The Sleipner field centre, along with the Gudrun platform and other associated fields, is now partly operating on power from shore. This will reduce annual emissions from the Norwegian continental shelf (NCS) by 160,000 tonnes of CO2.

All installations on the Utsira High are now receiving power from shore, saving emissions amounting to about 1.2 million tonnes of CO per year. The electrification of the installations on the Utsira High is in line with the plan for development and operation (PDO) for Johan Sverdrup phase 2, which was approved by the Norwegian parliament in 2019.

"Electrification is the most effective tool in our toolbox in our quest to achieve the national target of halving greenhouse gas emissions from Norwegian oil and gas production by 2030," says Geir Tungesvik, executive vice president for Projects, Drilling & Procurement.

One of two operative gas turbines on the Sleipner A platform will gradually be shut down as a relevant systems transition to using power from shore. The other gas turbine will stand by as a back-up power source during a run-in phase. In the longer run, Sleipner will have the opportunity to fully operate on power from shore.

The Sleipner field centre has been supplied with onshore power via a cable from the Gina Krog platform since 24 March 2024. Starting on the same date, the Gudrun platform was connected to electricity through the existing cable to Sleipner.

"The Sleipner area has delivered vast volumes of energy, created long-term ripple effects and contributed substantial values to the Norwegian society. With power from shore, we can develop new discoveries and resources from low-emission production, and gas export from the area can be maintained for a long time to come," says Kjetil Hove, executive vice president for Exploration & Production Norway.

The Sleipner fields are among the largest gas producers in the North Sea and serve as a hub for gas transport to Europe. Norwegian gas plays an important role in the EU's energy transition. Now, also the gas that would otherwise be burnt on the installations can be utilised more effectively in Europe.

"The electrification of the Sleipner field centre has created important jobs and ripple effects for the Norwegian supply industry. I'm also very pleased with that we, our partners, and suppliers, have succeeded in implementing the project safely, with zero HSE incidents," Tungesvik says.

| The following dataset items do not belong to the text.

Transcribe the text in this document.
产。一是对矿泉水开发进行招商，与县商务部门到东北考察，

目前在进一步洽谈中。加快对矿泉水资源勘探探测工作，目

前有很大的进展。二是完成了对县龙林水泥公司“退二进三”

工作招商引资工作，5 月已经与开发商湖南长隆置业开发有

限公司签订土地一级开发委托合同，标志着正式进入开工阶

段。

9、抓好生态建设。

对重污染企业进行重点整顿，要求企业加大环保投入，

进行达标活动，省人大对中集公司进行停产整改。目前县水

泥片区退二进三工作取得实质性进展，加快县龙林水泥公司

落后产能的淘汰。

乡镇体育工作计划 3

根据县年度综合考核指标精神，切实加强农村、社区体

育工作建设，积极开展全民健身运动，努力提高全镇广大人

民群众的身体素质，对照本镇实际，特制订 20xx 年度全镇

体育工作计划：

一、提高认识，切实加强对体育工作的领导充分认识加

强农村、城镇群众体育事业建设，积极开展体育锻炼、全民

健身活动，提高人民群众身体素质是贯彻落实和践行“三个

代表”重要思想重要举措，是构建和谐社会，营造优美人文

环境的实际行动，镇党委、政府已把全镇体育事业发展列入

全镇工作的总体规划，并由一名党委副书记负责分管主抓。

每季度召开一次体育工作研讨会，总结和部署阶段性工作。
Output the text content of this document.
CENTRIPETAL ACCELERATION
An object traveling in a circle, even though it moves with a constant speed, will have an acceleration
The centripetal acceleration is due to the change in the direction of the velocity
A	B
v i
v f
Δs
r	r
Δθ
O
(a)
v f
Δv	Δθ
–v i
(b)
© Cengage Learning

Overall investments in the project total NOK 1.08 billion.

In 2020, the Sleipner partnership exercised an option with Aibel for an EPCIC contract (engineering, procurement, construction, installation and commissioning) for the modification work on the Sleipner field centre. NKT was awarded the contract to manufacture and lay the power cables.

The EPCIC contract has a value of about NOK 700 million and has contributed to 250 full-time equivalents at Aibel’s Stavanger office, offshore and at the shipyard in Haugesund. ABB has carried out substantial work as a sub-contractor within installation of high-voltage equipment and updating the power control system.